Bandung - Menteri Pemberdayaan Perempuan dan Perlindungan Anak (PPPA), Ny.Hj.Linda Agum Gumelar mengungkapkan, setelah Gugus Tugas PPPA berdiri di 21 provinsi dan 73 kabupaten/kota, kasus trafficking (perdagangan orang) dapat ditekan.

“Apalagi setelah sejumlah daerah menerbitkan peraturan daerah tentang pencegahan trafficking,” kata Ny.Hj.
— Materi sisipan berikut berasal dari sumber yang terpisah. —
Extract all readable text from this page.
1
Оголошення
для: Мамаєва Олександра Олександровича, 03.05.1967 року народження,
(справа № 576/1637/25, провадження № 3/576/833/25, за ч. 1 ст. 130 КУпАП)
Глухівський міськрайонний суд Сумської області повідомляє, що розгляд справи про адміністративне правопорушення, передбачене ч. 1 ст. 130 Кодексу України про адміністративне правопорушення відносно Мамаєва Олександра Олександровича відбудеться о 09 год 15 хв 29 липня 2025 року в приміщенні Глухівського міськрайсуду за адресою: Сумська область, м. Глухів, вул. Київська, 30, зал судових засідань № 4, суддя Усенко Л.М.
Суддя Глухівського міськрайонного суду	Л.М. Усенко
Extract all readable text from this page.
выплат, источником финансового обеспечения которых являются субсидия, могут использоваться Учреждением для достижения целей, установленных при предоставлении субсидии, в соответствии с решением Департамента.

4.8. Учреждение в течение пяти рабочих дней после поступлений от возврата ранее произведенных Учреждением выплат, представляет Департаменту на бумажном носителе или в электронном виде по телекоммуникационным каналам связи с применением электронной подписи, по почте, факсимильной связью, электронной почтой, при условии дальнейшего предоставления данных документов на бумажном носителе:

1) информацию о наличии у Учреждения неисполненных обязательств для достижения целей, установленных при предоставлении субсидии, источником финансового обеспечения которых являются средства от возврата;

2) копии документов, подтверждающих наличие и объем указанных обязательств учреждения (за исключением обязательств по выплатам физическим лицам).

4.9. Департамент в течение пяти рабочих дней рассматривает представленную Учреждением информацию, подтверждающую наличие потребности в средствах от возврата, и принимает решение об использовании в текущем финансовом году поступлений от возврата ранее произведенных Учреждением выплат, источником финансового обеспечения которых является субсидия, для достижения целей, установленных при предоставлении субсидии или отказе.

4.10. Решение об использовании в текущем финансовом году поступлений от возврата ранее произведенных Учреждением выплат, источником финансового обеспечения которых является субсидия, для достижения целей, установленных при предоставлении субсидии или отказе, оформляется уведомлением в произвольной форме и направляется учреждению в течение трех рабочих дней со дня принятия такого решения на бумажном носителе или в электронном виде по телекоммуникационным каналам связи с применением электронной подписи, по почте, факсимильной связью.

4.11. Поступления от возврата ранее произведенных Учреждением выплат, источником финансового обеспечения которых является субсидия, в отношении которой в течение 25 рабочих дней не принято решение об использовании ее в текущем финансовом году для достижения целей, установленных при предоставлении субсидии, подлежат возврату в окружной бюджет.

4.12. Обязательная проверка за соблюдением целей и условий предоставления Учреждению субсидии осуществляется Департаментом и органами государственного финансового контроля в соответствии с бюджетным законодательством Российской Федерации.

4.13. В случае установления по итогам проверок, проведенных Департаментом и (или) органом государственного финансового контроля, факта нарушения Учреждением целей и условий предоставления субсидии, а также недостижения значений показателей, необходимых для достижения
Linda Agum Gumelar pada Rakornas Evaluasi PPTPO 2011 di Hotel Panghegar, Jalan Merdeka, Kota Bandung, Jum’at (23/9).

Menurut Ny.Hj. Linda Agum Gumelar, didirikannya Gugus Tugas dan diterbitkannya peraturan daerah, merupakan dua upaya dari beberapa upaya dalam mencegah kasus trafficking. Upaya lainnya adalah memberlakukan moratorium tenaga kerja ke Negara lain, pemberdayaan masyarakat di bidang pendidikan dan ekonomi, serta upaya revisi terhadap Undang-Undang Nomor 39 Tahun 2004 tentang Penempatan dan Perlindungan Tenaga Kerja.

Undang-Undang tersebut, menurut Ny.Hj. Linda, perlu direvisi karena hanya mengatur tentang penempatan tenaga kerja saja. Sedangkan mekanisme dan perekrutannya, termasuk perlindungan terhadap tenaga kerja, tidak diatur secara detail.

Menteri PPPA mengungkapkan, selama periode 2005-2010, Pemerintah Indonesia telah memulangkan sebanyak 3.840 orang korban trafficking. Dari jumlah itu, 90 persen di antaranya adalah kaum perempuan dan sebanyak 882 di antaranya dari Jawa Barat.

Bagi masyarakat Jawa Barat, menurut Gubernur Jabar Ahmad Heryawan pada suatu kesempatan kunjungan ke sejuamlah kabupaten, kasus trafficking merupakan masalah yang harus dapat diatasi dengan cepat.